Contributed by Joanne Kelleher
Another week and another blog entry about hacking RFID – this time it is contactless credit cards. Unlike the Mifare story which has received lots of international attention (see https://veridify.com/RFID-Security-blog/?p=46), so far this story had only been picked up by a few technology blogs. Maybe it is old news just presented in a new way.
IT security expert, hacker and inventor Pablos Holman shows reporter Xeni Jardin of Boing Boing tv, how you can use gear bought on eBay to read personal data such as cardholder name and credit card number from an RFID enabled American Express credit card.
Pablos has hooked up a ViVOpay 5000 Contactless Payment Reader from ViVOtech to his laptop and uses it to capture the credit card data. He points out that one of the problems is that the decryption of the credit card data is being done by the reader at the countertop rather than at the financial institution’s secure data center. Pablos doesn’t clarify if the reader he purchased is processing this decryption or if he has written a hack for his laptop to handle this. He does show the credit card number and name displayed on the screen.
On the American Express website I found no response to this hack and very little about the security or technical details of their ExpressPay cards. For example, in doing a search on their site for RFID I received zero results (but their search engine spellchecker helpfully gave me all the results for REID).

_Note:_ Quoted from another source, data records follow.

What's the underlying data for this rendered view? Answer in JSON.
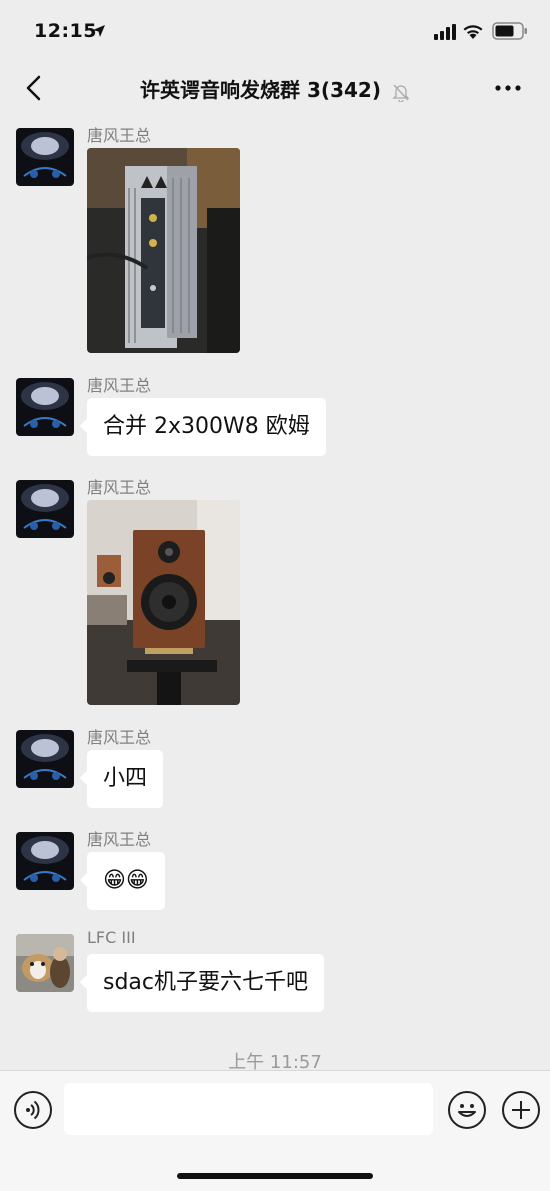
{
  "status_bar": {
    "time": "12:15"
  },
  "header": {
    "title": "许英谔音响发烧群 3(342)"
  },
  "messages": [
    {
      "sender": "唐风王总",
      "type": "image",
      "image": "amplifier-board-photo"
    },
    {
      "sender": "唐风王总",
      "type": "text",
      "text": "合并 2x300W8 欧姆"
    },
    {
      "sender": "唐风王总",
      "type": "image",
      "image": "bookshelf-speaker-photo"
    },
    {
      "sender": "唐风王总",
      "type": "text",
      "text": "小四"
    },
    {
      "sender": "唐风王总",
      "type": "text",
      "text": "😁😁"
    },
    {
      "sender": "LFC III",
      "type": "text",
      "text": "sdac机子要六七千吧"
    }
  ],
  "timestamp": "上午 11:57",
  "input": {
    "value": ""
  },
  "colors": {
    "background": "#ededed",
    "bubble": "#ffffff",
    "input_bar": "#f6f6f6"
  }
}
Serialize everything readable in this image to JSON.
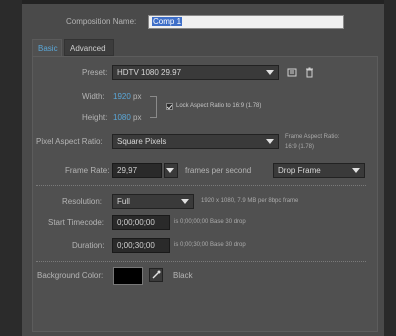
{
  "dialog": {
    "comp_name_label": "Composition Name:",
    "comp_name_value": "Comp 1"
  },
  "tabs": [
    {
      "label": "Basic",
      "active": true
    },
    {
      "label": "Advanced",
      "active": false
    }
  ],
  "basic": {
    "preset_label": "Preset:",
    "preset_value": "HDTV 1080 29.97",
    "width_label": "Width:",
    "width_value": "1920",
    "width_unit": "px",
    "height_label": "Height:",
    "height_value": "1080",
    "height_unit": "px",
    "lock_aspect_label": "Lock Aspect Ratio to 16:9 (1.78)",
    "lock_aspect_checked": true,
    "pixel_aspect_label": "Pixel Aspect Ratio:",
    "pixel_aspect_value": "Square Pixels",
    "frame_aspect_label": "Frame Aspect Ratio:",
    "frame_aspect_value": "16:9 (1.78)",
    "frame_rate_label": "Frame Rate:",
    "frame_rate_value": "29,97",
    "frame_rate_unit": "frames per second",
    "drop_frame_value": "Drop Frame",
    "resolution_label": "Resolution:",
    "resolution_value": "Full",
    "resolution_info": "1920 x 1080, 7.9 MB per 8bpc frame",
    "start_timecode_label": "Start Timecode:",
    "start_timecode_value": "0;00;00;00",
    "start_timecode_info": "is 0;00;00;00  Base 30  drop",
    "duration_label": "Duration:",
    "duration_value": "0;00;30;00",
    "duration_info": "is 0;00;30;00  Base 30  drop",
    "bg_color_label": "Background Color:",
    "bg_color_name": "Black",
    "bg_color_hex": "#000000"
  },
  "colors": {
    "accent": "#5aa7d8",
    "panel": "#505050",
    "dialog": "#4a4a4a"
  }
}
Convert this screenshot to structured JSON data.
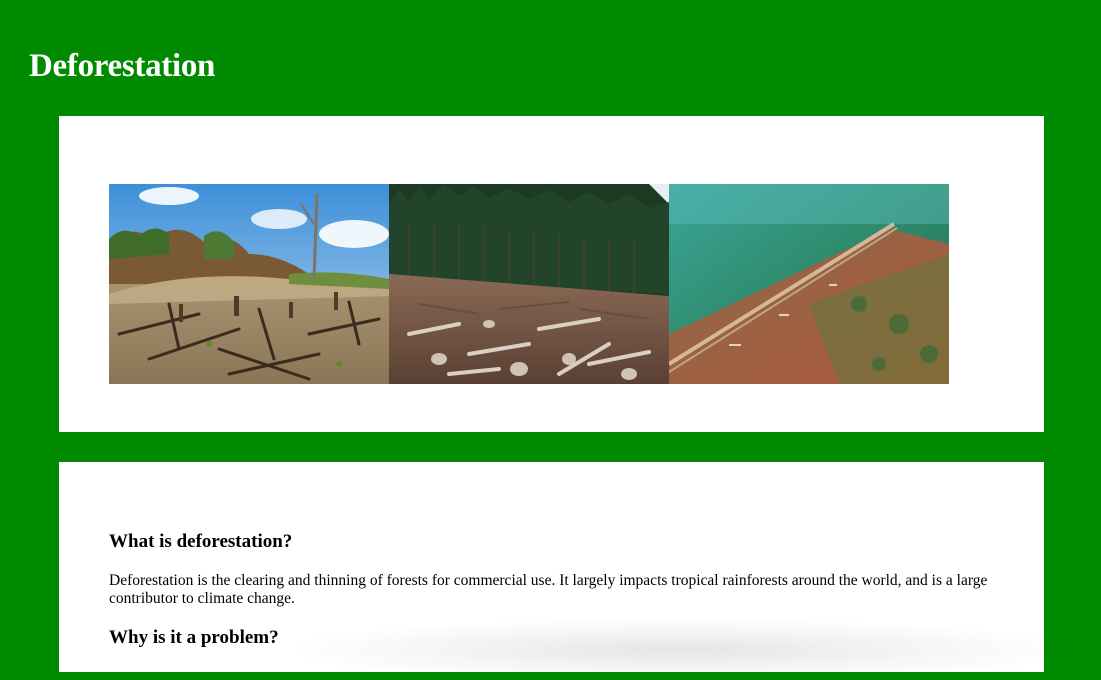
{
  "page": {
    "title": "Deforestation",
    "background_color": "#008a00"
  },
  "gallery": {
    "images": [
      {
        "alt": "slash-and-burn cleared land"
      },
      {
        "alt": "clear-cut forest with logs"
      },
      {
        "alt": "aerial view of logged forest"
      }
    ]
  },
  "content": {
    "heading_what": "What is deforestation?",
    "paragraph_what": "Deforestation is the clearing and thinning of forests for commercial use. It largely impacts tropical rainforests around the world, and is a large contributor to climate change.",
    "heading_why": "Why is it a problem?"
  }
}
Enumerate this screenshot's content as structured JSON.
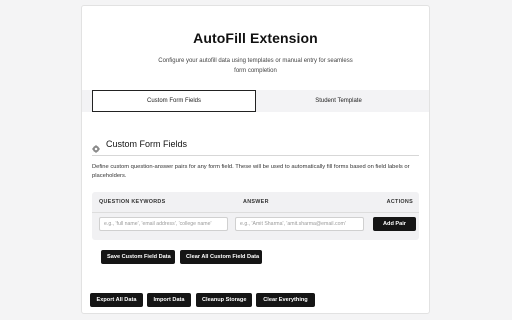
{
  "header": {
    "title": "AutoFill Extension",
    "subtitle": "Configure your autofill data using templates or manual entry for seamless form completion"
  },
  "tabs": [
    {
      "label": "Custom Form Fields",
      "active": true
    },
    {
      "label": "Student Template",
      "active": false
    }
  ],
  "section": {
    "title": "Custom Form Fields",
    "icon": "gear-icon",
    "description": "Define custom question-answer pairs for any form field. These will be used to automatically fill forms based on field labels or placeholders."
  },
  "table": {
    "headers": {
      "question": "QUESTION KEYWORDS",
      "answer": "ANSWER",
      "actions": "ACTIONS"
    },
    "question_placeholder": "e.g., 'full name', 'email address', 'college name'",
    "answer_placeholder": "e.g., 'Amit Sharma', 'amit.sharma@email.com'",
    "add_label": "Add Pair"
  },
  "custom_actions": {
    "save_label": "Save Custom Field Data",
    "clear_label": "Clear All Custom Field Data"
  },
  "footer_actions": {
    "export_label": "Export All Data",
    "import_label": "Import Data",
    "cleanup_label": "Cleanup Storage",
    "clear_everything_label": "Clear Everything"
  },
  "colors": {
    "primary": "#151515",
    "tab_bg": "#f3f3f5",
    "table_bg": "#f1f1f3"
  }
}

The Smart Card Alliance has posted a Q&A called Contactless Payments Security Questions & Answers because recent media reports have raised questions about the security of contactless payment transactions and the risk of fraud to consumers.
While it is technically possible for a contactless payment card or device to be read illicitly, this scenario is unlikely. In the event that a criminal did read the information from a contactless payment device, the security features designed into the device, the payment terminal and the payment system (see questions 2 and 4) would prevent the information from being used to create fraudulent contactless transactions.
Pablos plans to continue his work so that the cards can be read from further away. He hasn’t published if he would be able successfully, if illegally, use the credit card data he captured to process transactions.